Microsoft’s latest DirectStorage 1.2 works on HDDs to boost PC game load times

Microsoft’s latest DirectStorage 1.2 works on HDDs to boost PC game load times

Microsoft has released version 1.2 of its DirectStorage SDK and has a surprise addition that will help speed up old hard drives. While DirectStorage initially launched as a way to stream data from the latest speedy NVMe solid state drives to your GPU without a CPU slowing things down, Microsoft has heard from developers that improved support for legacy hard drives would also benefit games.

Parts of DirectStorage have always worked on hard drives, but developers have had to use separate methods for NVMe devices and HDDs. That complicates the process of supporting an API that’s really designed for high-speed SSDs that aren’t always used by PC gamers to store and play games.

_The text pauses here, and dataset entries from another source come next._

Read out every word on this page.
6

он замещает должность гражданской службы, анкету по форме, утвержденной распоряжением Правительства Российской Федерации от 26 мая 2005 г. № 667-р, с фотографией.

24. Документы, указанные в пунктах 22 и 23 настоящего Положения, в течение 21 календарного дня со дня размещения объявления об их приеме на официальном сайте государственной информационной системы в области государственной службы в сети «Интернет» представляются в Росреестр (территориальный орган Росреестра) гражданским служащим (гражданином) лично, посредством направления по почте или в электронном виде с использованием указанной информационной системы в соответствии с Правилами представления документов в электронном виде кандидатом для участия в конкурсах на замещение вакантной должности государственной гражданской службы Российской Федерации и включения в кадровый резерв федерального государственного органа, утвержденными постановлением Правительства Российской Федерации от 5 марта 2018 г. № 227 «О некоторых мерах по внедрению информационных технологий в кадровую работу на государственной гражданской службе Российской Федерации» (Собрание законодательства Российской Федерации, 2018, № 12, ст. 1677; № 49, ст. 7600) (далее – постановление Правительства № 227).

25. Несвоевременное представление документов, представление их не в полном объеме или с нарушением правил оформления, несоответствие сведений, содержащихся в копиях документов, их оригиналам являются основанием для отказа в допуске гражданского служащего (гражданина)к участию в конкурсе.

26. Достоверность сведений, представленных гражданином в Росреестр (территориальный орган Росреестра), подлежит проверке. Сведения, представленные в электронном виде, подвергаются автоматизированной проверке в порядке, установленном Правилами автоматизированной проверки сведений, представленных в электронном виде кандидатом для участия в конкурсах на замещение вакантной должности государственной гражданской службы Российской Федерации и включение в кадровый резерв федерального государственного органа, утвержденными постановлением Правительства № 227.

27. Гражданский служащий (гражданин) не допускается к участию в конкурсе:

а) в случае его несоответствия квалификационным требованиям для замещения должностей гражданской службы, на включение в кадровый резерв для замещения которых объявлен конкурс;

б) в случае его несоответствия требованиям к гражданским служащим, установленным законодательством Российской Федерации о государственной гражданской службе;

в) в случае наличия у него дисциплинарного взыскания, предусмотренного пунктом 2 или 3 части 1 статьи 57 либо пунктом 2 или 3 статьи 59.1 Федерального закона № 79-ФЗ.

With DirectStorage 1.2, developers can now use the same code on both SSDs and HDDs. While DirectStorage has traditionally used an unbuffered mode to pass data from SSDs to the GPU as fast as possible, it now supports a buffered mode for legacy HDDs.

“The legacy hard drives require buffered IO in order to mask the long seek times,” says Microsoft’s DirectX team. Developers will now be able to enable this mode for games installed strictly to slower HDDs so they can benefit from OS file buffering features and speed increases.

Microsoft is also improving its GPU decompression of textures to make it more speedy in DirectStorage 1.2. GPU decompression was initially introduced in version 1.1 of DirectStorage late last year and allows games to offload the work needed to decompress assets to the graphics card instead of the CPU.

All of these recent changes to DirectStorage are encouraging, but we’re still waiting to see games adopt them. So far, only Forspoken has added DirectStorage support, and during our own testing, we saw Microsoft’s technology improve load times by around 30 percent or more. Nvidia, AMD, and Intel are all ready to support the latest GPU decompression techniques of DirectStorage, so hopefully we’ll see more game developers support the technology now that it more clearly benefits older hard drives.